続・SNS時代の「メルマガ」新常識 第5回

撮影込みでロケに出かける――。まるで雑誌さながら、手の込んだメルマガを制作しているのが、セレクトショップ大手のビームスだ。同社は「愛着がなければ買ってもらえない」という発想の下、ロイヤルティー向上を目指し、メルマガ活用に注力している。SNS全盛の今、なぜメルマガに力を入れているのか。その勘所をメルマガを含めCRM(顧客関係管理)の施策に取り組む担当者に聞いた。

CRM(顧客関係管理)の施策に取り組む、ビームスカスタマーエンゲージメント本部CXデザイン部の山崎勇一部長にメルマガ活用の勘所を聞いた
CRM(顧客関係管理)の施策に取り組む、ビームスカスタマーエンゲージメント本部CXデザイン部の山崎勇一部長にメルマガ活用の勘所を聞いた

 コールセンターに1本の電話がかかってきた。「いつも楽しみにしていたのに、メールが届かなくなった」という、顧客からの問い合わせだった。

 「ここまで楽しみにしてくれているお客様がいたとは」。メルマガを含めCRM(顧客関係管理)の施策に取り組む、ビームスカスタマーエンゲージメント本部CXデザイン部の山崎勇一部長は驚いた。

 同社には、極めて型破りなメルマガがある。「BEAMS PLUS TIMES」だ。「メルマガ」と銘打ちながらも、そのボリュームはまるで雑誌さながら。ディレクターやバイヤーが、手掛けた商品に込めた思いやこだわりポイントを余すことなく熱く語る。しかも、そこに掲載する商品紹介の写真を撮るために、鎌倉にテニスをしにいくこともある。「メルマガのセオリーを度外視している」(山崎氏)と自負する。

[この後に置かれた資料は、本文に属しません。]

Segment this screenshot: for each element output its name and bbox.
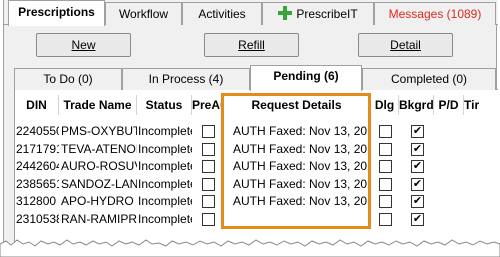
column-header-preauth[interactable]: PreAuth xyxy=(192,95,223,115)
cell-status: Incomplete xyxy=(138,141,192,156)
column-header-din[interactable]: DIN xyxy=(15,95,59,115)
tab-completed[interactable]: Completed (0) xyxy=(362,68,496,90)
preauth-checkbox[interactable] xyxy=(202,177,215,191)
tab-workflow[interactable]: Workflow xyxy=(105,2,182,25)
column-header-trade-name[interactable]: Trade Name xyxy=(59,95,137,115)
cell-status: Incomplete xyxy=(138,159,192,173)
new-button[interactable]: New xyxy=(36,33,131,57)
tab-label: Workflow xyxy=(118,7,169,21)
request-details-highlight xyxy=(221,93,371,229)
preauth-checkbox[interactable] xyxy=(202,125,215,138)
cell-din: 2442604 xyxy=(16,159,59,173)
tab-activities[interactable]: Activities xyxy=(182,2,262,25)
refill-button[interactable]: Refill xyxy=(204,33,299,57)
cell-din: 2240550 xyxy=(16,124,59,138)
bkgrd-checkbox[interactable]: ✔ xyxy=(411,160,424,173)
bkgrd-checkbox[interactable]: ✔ xyxy=(411,177,424,191)
tab-to-do[interactable]: To Do (0) xyxy=(14,68,122,90)
preauth-checkbox[interactable] xyxy=(202,142,215,156)
tab-label: Pending (6) xyxy=(273,69,339,83)
column-header-status[interactable]: Status xyxy=(137,95,192,115)
cell-din: 2310538 xyxy=(16,211,59,226)
plus-icon xyxy=(278,6,293,20)
cell-status: Incomplete xyxy=(138,194,192,208)
bkgrd-checkbox[interactable]: ✔ xyxy=(411,125,424,138)
tab-label: Messages (1089) xyxy=(388,7,482,21)
preauth-checkbox[interactable] xyxy=(202,195,215,208)
cell-trade-name: PMS-OXYBUTYN xyxy=(61,124,137,138)
cell-din: 2385651 xyxy=(16,176,59,191)
column-header-dlg[interactable]: Dlg xyxy=(371,95,399,115)
torn-edge xyxy=(0,239,500,257)
dlg-checkbox[interactable] xyxy=(379,195,392,208)
bkgrd-checkbox[interactable]: ✔ xyxy=(411,142,424,156)
dlg-checkbox[interactable] xyxy=(379,142,392,156)
cell-din: 312800 xyxy=(16,194,57,208)
tab-pending[interactable]: Pending (6) xyxy=(250,65,362,91)
cell-trade-name: APO-HYDRO xyxy=(61,194,134,208)
dlg-checkbox[interactable] xyxy=(379,160,392,173)
cell-trade-name: AURO-ROSUVAST xyxy=(61,159,137,173)
tab-label: PrescribeIT xyxy=(296,7,358,21)
top-tab-bar: Prescriptions Workflow Activities Prescr… xyxy=(4,0,498,26)
tab-label: Completed (0) xyxy=(390,72,468,86)
sub-tab-bar: To Do (0) In Process (4) Pending (6) Com… xyxy=(14,65,498,91)
preauth-checkbox[interactable] xyxy=(202,160,215,173)
cell-trade-name: TEVA-ATENOLOL xyxy=(61,141,137,156)
new-button-label: New xyxy=(71,38,96,52)
tab-prescriptions[interactable]: Prescriptions xyxy=(8,0,105,26)
dlg-checkbox[interactable] xyxy=(379,177,392,191)
detail-button-label: Detail xyxy=(390,38,421,52)
cell-status: Incomplete xyxy=(138,176,192,191)
bkgrd-checkbox[interactable]: ✔ xyxy=(411,195,424,208)
detail-button[interactable]: Detail xyxy=(358,33,453,57)
column-header-pd[interactable]: P/D xyxy=(434,95,464,115)
tab-prescribeit[interactable]: PrescribeIT xyxy=(262,2,374,25)
tab-messages[interactable]: Messages (1089) xyxy=(374,2,496,25)
preauth-checkbox[interactable] xyxy=(202,212,215,226)
tab-label: To Do (0) xyxy=(43,72,93,86)
cell-trade-name: SANDOZ-LANSOP xyxy=(61,176,137,191)
cell-din: 2171791 xyxy=(16,141,59,156)
cell-status: Incomplete xyxy=(138,124,192,138)
refill-button-label: Refill xyxy=(238,38,265,52)
cell-trade-name: RAN-RAMIPRIL xyxy=(61,211,137,226)
column-header-tir[interactable]: Tir xyxy=(464,95,499,115)
bkgrd-checkbox[interactable]: ✔ xyxy=(411,212,424,226)
dlg-checkbox[interactable] xyxy=(379,212,392,226)
prescriptions-window: Prescriptions Workflow Activities Prescr… xyxy=(3,0,499,242)
tab-label: In Process (4) xyxy=(148,72,224,86)
tab-in-process[interactable]: In Process (4) xyxy=(122,68,250,90)
cell-status: Incomplete xyxy=(138,211,192,226)
tab-label: Prescriptions xyxy=(18,5,95,19)
dlg-checkbox[interactable] xyxy=(379,125,392,138)
column-header-bkgrd[interactable]: Bkgrd xyxy=(399,95,434,115)
tab-label: Activities xyxy=(198,7,246,21)
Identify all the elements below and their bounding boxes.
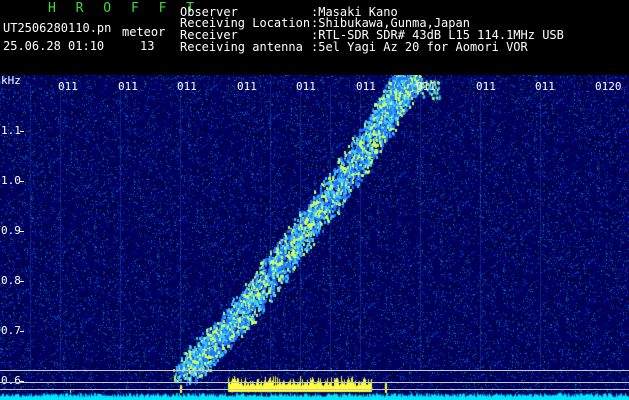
y-tick-mark: [20, 331, 24, 332]
datetime: 25.06.28 01:10: [3, 39, 105, 53]
y-tick-label: 0.7: [1, 324, 21, 337]
x-tick-label: 011: [535, 80, 555, 93]
x-tick-label: 011: [58, 80, 78, 93]
y-tick-label: 0.8: [1, 274, 21, 287]
x-tick-label: 011: [356, 80, 376, 93]
reference-line: [0, 389, 629, 390]
antenna-value: :5el Yagi Az 20 for Aomori VOR: [311, 40, 528, 54]
filename: UT2506280110.pn: [3, 21, 112, 35]
y-tick-label: 0.9: [1, 224, 21, 237]
y-tick-label: 1.1: [1, 124, 21, 137]
y-tick-label: 1.0: [1, 174, 21, 187]
spectrogram: kHz 1.1 1.0 0.9 0.8 0.7 0.6 011 011 011 …: [0, 75, 629, 400]
reference-line: [0, 370, 629, 371]
x-tick-label: 011: [177, 80, 197, 93]
brand-title: H R O F F T: [48, 1, 201, 16]
x-tick-label: 011: [476, 80, 496, 93]
y-tick-mark: [20, 231, 24, 232]
meteor-label: meteor: [122, 25, 166, 39]
x-tick-label: 0120: [595, 80, 622, 93]
antenna-label: Receiving antenna: [180, 40, 303, 54]
reference-line: [0, 382, 629, 383]
header: H R O F F T UT2506280110.pn meteor 25.06…: [0, 0, 629, 75]
spectrogram-canvas: [0, 75, 629, 400]
y-tick-mark: [20, 281, 24, 282]
x-tick-label: 011: [118, 80, 138, 93]
y-tick-mark: [20, 181, 24, 182]
y-tick-label: 0.6: [1, 374, 21, 387]
x-tick-label: 011: [416, 80, 436, 93]
y-tick-mark: [20, 131, 24, 132]
y-unit-label: kHz: [1, 75, 21, 87]
x-tick-label: 011: [237, 80, 257, 93]
x-tick-label: 011: [296, 80, 316, 93]
meteor-count: 13: [140, 39, 155, 53]
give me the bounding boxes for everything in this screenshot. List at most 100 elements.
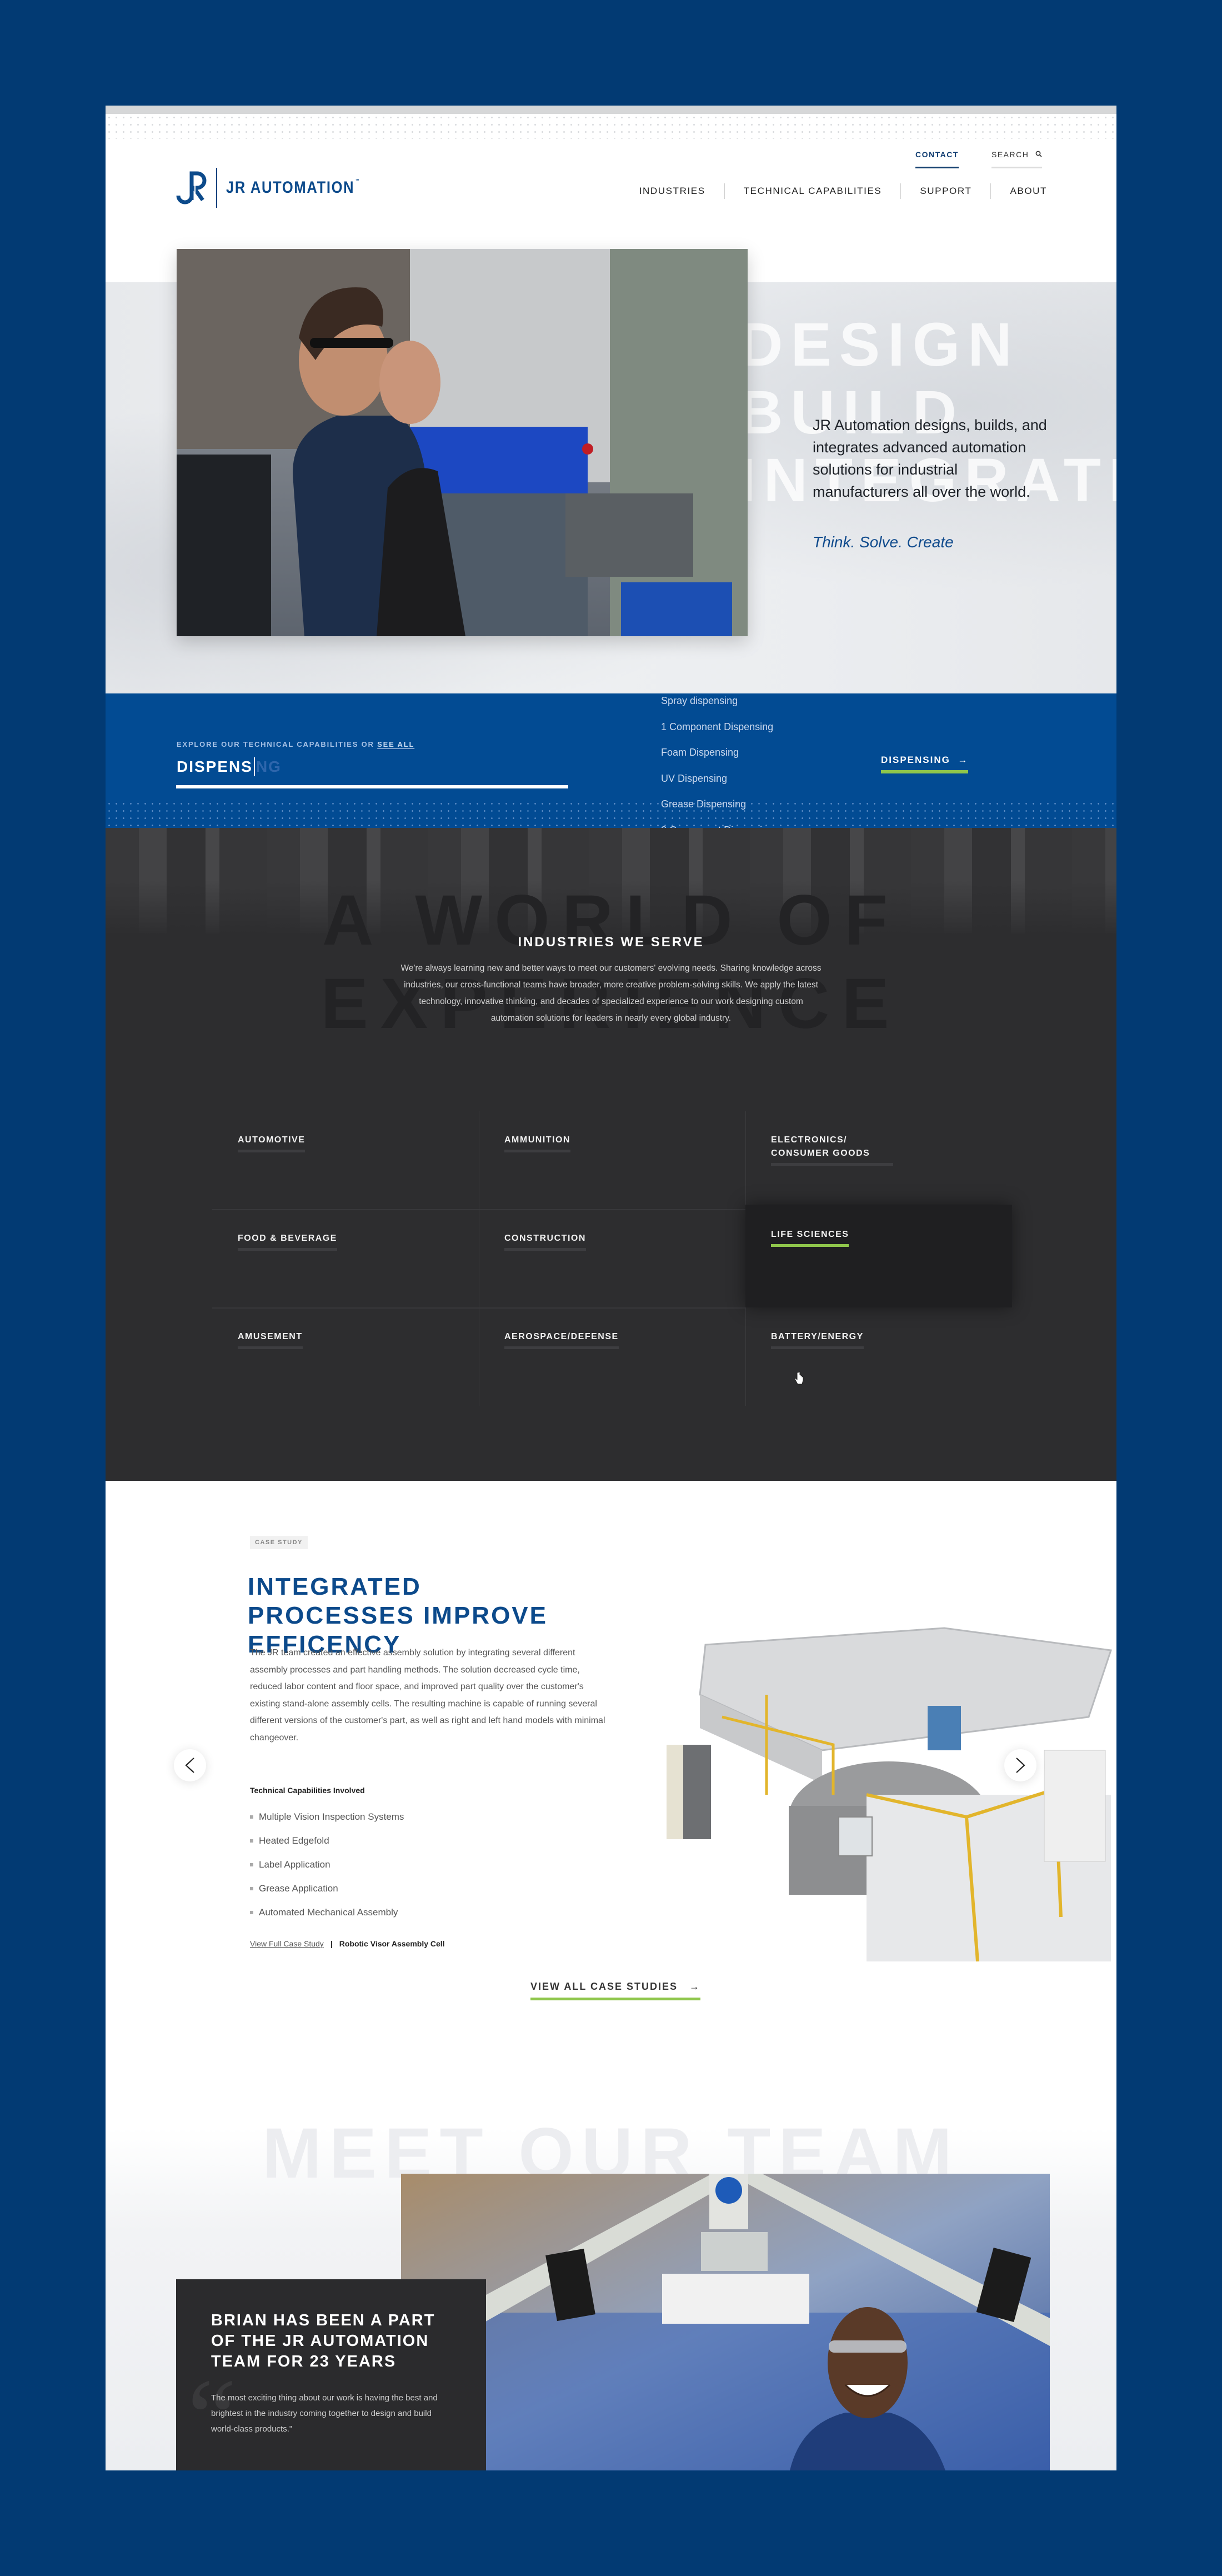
industry-amusement[interactable]: AMUSEMENT (212, 1308, 479, 1406)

「BEAMS PLUS TIMES」は、写真撮影のためにロケに出かけて、ディレクターやバイヤーが手掛けた商品に込めた思いやこだわりポイントを余すことなく熱く語る
「BEAMS PLUS TIMES」は、写真撮影のためにロケに出かけて、ディレクターやバイヤーが手掛けた商品に込めた思いやこだわりポイントを余すことなく熱く語る

 同社がそうしたメルマガ活用をするのには、明確な狙いがある。山崎氏は次のように説明する。「愛着がないと買ってもらえない。売り上げを上げていくには、ロイヤルティーを高めていかないといけない。メルマガには、アプリやLINEでは実現できないブランド理解を促す役割があると考えている」。それを象徴するのが、前述の熱量の高いメルマガなのだ。

 具体的には、顧客の「会員化」「アクティブ化」「ロイヤルティー向上」という3つの目的がある。まず、会員サービスの入会から初回購入までの過程で、オンボーディング(導入支援)や、購入体験を思い返してもらうことを目指す。その上で会員に向けて、各種情報を届ける。それを読んでもらうことによって、より深くブランドを理解してもらい愛着を高めていこうという考えだ。

 2022年8月時点で、ビームスのポイントやメルマガを受け取ることができる「BEAMS CLUB MEMBER」の会員数は935万人、その中でもメルマガサービスである「BEAMS CLUB JOURNAL」の配信数は163万通に達した。

 実際に、同社がいかにメルマガを活用しロイヤルティー向上に役立てているのか見ていきたい。

新着情報で売り上げにつなげ、読み物でブランドの愛着を育む

 ビームスは16年に、公式サイトをリニューアルした。「アプリなどを含め、顧客とのタッチポイントを増やしていく。情報配信のタイミングや内容を最適化していこう」(山崎氏)と考えた。その際に見直したものの1つが、メルマガだった。